Four people from the sports world were honored by Time Magazine on Thursday, making its annual list of the 100 most influential people in the world.
NBA commissioner Adam Silver, U.S. women’s national team forward Abby Wambach, ballerina Misty Copeland and surfer Gabriel Medina each made the list.
Silver went through a myriad of obstacles during his first year as the NBA’s commissioner as he banned former Los Angeles Clippers owner Donald Sterling and forced him to sell the franchise after he was heard on an audio recording making racist remarks to a companion.
Silver also helped negotiate a new nine-year, $2.6 billion television rights deal that will increase the salary cap and player salaries, and also dealt with Bruce Levenson’s racist email, in which he claimed that the Atlanta Hawks fan base was too African-American.
Basketball Hall of Famer Kareem Abdul-Jabbar says that Silver has “handled all these potentially divisive issues with openness, fairness and integrity.”
Copeland is the first African-American dancer to play the role of Odette in the American Ballet Theater production of Swan Lake.

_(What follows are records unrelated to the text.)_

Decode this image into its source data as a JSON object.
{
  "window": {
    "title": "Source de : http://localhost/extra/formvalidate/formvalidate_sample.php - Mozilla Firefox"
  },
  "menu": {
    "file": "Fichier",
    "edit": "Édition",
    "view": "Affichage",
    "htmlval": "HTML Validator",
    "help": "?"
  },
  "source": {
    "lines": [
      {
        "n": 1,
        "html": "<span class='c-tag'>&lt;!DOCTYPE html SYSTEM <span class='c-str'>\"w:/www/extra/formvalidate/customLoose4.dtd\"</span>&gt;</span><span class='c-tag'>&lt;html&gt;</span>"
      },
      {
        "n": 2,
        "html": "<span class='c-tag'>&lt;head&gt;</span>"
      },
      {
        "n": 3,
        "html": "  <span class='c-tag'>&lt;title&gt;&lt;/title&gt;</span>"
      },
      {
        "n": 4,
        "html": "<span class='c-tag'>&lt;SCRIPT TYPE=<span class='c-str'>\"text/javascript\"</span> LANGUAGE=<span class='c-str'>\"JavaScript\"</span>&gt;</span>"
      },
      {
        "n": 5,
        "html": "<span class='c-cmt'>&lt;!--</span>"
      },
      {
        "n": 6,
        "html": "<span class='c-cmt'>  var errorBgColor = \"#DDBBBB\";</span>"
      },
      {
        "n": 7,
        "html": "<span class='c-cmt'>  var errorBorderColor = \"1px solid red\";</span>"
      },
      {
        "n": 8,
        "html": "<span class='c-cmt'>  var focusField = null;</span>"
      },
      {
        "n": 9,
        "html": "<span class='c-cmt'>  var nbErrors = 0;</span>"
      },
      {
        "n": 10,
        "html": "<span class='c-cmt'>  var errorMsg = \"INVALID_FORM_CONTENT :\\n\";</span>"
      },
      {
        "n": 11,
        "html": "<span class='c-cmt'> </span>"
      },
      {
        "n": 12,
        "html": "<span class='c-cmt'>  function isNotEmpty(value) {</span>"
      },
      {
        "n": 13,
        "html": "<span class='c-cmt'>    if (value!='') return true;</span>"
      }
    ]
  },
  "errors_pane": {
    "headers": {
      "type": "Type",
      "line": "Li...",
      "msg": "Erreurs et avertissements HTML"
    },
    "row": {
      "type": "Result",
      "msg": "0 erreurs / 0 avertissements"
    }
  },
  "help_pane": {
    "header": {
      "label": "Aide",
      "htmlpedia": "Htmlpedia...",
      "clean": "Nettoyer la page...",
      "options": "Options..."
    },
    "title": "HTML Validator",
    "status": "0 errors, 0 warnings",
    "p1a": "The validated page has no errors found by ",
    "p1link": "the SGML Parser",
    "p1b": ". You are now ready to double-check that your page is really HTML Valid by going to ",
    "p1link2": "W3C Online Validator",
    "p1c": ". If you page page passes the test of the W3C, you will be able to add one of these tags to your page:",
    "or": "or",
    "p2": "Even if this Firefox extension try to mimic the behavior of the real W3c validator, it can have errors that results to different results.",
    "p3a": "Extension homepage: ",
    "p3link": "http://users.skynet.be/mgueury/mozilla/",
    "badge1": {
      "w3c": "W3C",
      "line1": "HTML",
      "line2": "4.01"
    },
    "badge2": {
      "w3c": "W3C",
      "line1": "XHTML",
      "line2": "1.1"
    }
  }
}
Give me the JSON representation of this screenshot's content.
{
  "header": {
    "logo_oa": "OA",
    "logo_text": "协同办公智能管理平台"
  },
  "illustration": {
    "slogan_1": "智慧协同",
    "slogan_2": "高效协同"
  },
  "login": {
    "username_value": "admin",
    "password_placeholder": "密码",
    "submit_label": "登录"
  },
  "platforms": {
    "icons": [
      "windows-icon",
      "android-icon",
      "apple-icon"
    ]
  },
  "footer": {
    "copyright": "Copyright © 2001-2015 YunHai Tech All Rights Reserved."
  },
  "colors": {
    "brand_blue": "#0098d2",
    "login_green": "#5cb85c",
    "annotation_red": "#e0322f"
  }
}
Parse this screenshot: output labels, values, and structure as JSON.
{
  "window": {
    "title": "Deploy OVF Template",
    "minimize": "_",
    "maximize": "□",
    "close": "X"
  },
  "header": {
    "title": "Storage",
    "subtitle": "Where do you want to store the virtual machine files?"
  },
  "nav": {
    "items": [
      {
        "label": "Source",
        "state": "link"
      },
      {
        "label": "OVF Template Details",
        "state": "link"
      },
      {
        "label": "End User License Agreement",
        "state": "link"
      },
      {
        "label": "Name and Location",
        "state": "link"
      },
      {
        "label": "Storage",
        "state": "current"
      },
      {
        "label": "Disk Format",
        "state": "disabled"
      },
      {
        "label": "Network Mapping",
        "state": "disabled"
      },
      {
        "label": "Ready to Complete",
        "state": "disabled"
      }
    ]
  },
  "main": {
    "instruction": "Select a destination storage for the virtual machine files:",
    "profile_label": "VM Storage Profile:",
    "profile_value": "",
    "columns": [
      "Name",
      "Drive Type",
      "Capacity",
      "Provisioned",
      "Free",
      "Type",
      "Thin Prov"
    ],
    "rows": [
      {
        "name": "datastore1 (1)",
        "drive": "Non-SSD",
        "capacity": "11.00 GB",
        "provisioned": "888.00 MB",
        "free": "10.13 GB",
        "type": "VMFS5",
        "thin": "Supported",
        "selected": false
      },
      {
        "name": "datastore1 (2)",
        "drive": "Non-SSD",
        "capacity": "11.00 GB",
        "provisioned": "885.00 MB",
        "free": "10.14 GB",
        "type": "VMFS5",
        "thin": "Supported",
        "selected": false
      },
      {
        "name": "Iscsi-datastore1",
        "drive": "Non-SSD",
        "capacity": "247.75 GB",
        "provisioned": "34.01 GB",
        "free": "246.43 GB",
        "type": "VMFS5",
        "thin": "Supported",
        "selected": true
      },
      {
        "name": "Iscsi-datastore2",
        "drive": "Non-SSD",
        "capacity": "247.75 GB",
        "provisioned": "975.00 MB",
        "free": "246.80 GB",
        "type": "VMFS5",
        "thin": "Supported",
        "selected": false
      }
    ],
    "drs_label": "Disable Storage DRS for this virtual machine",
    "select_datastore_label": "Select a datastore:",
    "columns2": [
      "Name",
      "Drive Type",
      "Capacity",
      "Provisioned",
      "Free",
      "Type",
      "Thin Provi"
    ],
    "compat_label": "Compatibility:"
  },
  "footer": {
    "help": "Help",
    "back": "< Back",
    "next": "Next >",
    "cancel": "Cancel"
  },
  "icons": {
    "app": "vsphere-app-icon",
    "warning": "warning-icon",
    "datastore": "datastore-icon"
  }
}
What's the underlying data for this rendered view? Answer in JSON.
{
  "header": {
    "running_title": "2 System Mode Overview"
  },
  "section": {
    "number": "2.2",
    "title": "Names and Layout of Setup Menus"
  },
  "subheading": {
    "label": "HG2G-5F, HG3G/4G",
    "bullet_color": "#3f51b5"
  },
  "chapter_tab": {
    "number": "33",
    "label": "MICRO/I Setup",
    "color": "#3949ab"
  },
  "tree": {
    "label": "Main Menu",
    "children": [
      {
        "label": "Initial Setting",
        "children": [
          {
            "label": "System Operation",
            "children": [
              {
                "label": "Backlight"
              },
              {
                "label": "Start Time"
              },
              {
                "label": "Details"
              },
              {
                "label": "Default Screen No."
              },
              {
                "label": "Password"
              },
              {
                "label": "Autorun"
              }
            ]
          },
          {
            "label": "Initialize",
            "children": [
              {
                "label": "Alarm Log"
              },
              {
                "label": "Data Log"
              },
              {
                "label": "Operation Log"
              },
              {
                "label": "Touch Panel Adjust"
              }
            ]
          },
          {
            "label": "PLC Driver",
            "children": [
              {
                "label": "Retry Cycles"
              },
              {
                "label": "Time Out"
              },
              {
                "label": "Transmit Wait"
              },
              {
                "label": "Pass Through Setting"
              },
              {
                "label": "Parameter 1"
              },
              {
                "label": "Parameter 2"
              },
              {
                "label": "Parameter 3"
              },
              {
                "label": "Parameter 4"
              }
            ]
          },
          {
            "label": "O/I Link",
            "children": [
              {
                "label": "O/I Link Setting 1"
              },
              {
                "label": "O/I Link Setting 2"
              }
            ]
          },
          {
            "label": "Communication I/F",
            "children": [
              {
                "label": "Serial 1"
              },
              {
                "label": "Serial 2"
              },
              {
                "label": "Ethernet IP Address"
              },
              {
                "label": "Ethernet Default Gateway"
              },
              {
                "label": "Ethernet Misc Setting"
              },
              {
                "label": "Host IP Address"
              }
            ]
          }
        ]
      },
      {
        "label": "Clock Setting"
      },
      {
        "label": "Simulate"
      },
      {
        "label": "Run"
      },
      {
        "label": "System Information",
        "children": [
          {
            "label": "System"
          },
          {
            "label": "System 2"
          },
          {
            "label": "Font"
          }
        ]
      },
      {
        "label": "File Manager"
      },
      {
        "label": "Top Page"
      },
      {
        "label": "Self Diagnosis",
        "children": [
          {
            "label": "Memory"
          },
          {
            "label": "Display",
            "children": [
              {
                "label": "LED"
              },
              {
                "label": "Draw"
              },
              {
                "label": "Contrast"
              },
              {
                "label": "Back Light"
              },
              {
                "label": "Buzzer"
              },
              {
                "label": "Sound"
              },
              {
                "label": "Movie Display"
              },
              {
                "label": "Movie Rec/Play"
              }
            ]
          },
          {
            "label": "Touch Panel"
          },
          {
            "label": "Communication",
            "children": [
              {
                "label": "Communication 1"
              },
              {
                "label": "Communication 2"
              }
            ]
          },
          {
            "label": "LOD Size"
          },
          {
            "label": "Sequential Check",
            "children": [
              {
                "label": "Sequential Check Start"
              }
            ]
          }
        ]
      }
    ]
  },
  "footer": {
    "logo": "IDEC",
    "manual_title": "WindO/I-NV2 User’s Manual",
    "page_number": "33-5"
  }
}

“Misty proves that success is not about how you grow up or the color of your skin. It doesn’t matter where you’re from. If you have the passion like Misty, you can be the best at what you do,” writes five-time Olympic gold medalist Nadia Comaneci about Copeland.
Wambach has more international goals than any soccer player ever, and will stand up for causes that are passionate. As she leads the USWNT into the World Cup later this summer, Wambach fought for the world’s players to play on grass instead of artificial turf.
FIFA later ruled that the tournament in Canada won't be played on grass.
"Though she lost the battle, the fight sent a powerful message about equality in sports. Whether inspiring her team on the field or taking on important issues off it, Abby uses her passion and fearlessness to lead by example,” Olympic gold medalist and former teammate Mia Hamm said.
Medina won the World Championship in the Association of Surfing Professionals, becoming the first ever Brazilian to ever win that title.
Medina, 21, is making sure his sport is put on the map in a country that’s dominated by soccer. Brazil played host to the 2014 World Cup and hosts the Summer Olympics next year.
“By shaking up a sport typically dominated by Americans and Australians, Medina has become an icon in Brazil and is inspiring a new generation to make some waves,” TIME senior writer Sean Gregory said of Medina.
Top-ranked tennis player Serena Williams wrote about Bryan Stevenson, the Executive Director of the Equal Rights Initiative, a non-profit company that represents "indigent defendants and prisoners who have been denied fair and just treatment in the legal system."
Williams said she admires the way Stephenson has worked hard to make sure everyone is treated equally.
"For decades, he has dedicated himself to fighting poverty and challenging racial discrimination in the criminal-justice system with the perfect combination of unwavering passion and idealism," Williams writes about Stevenson.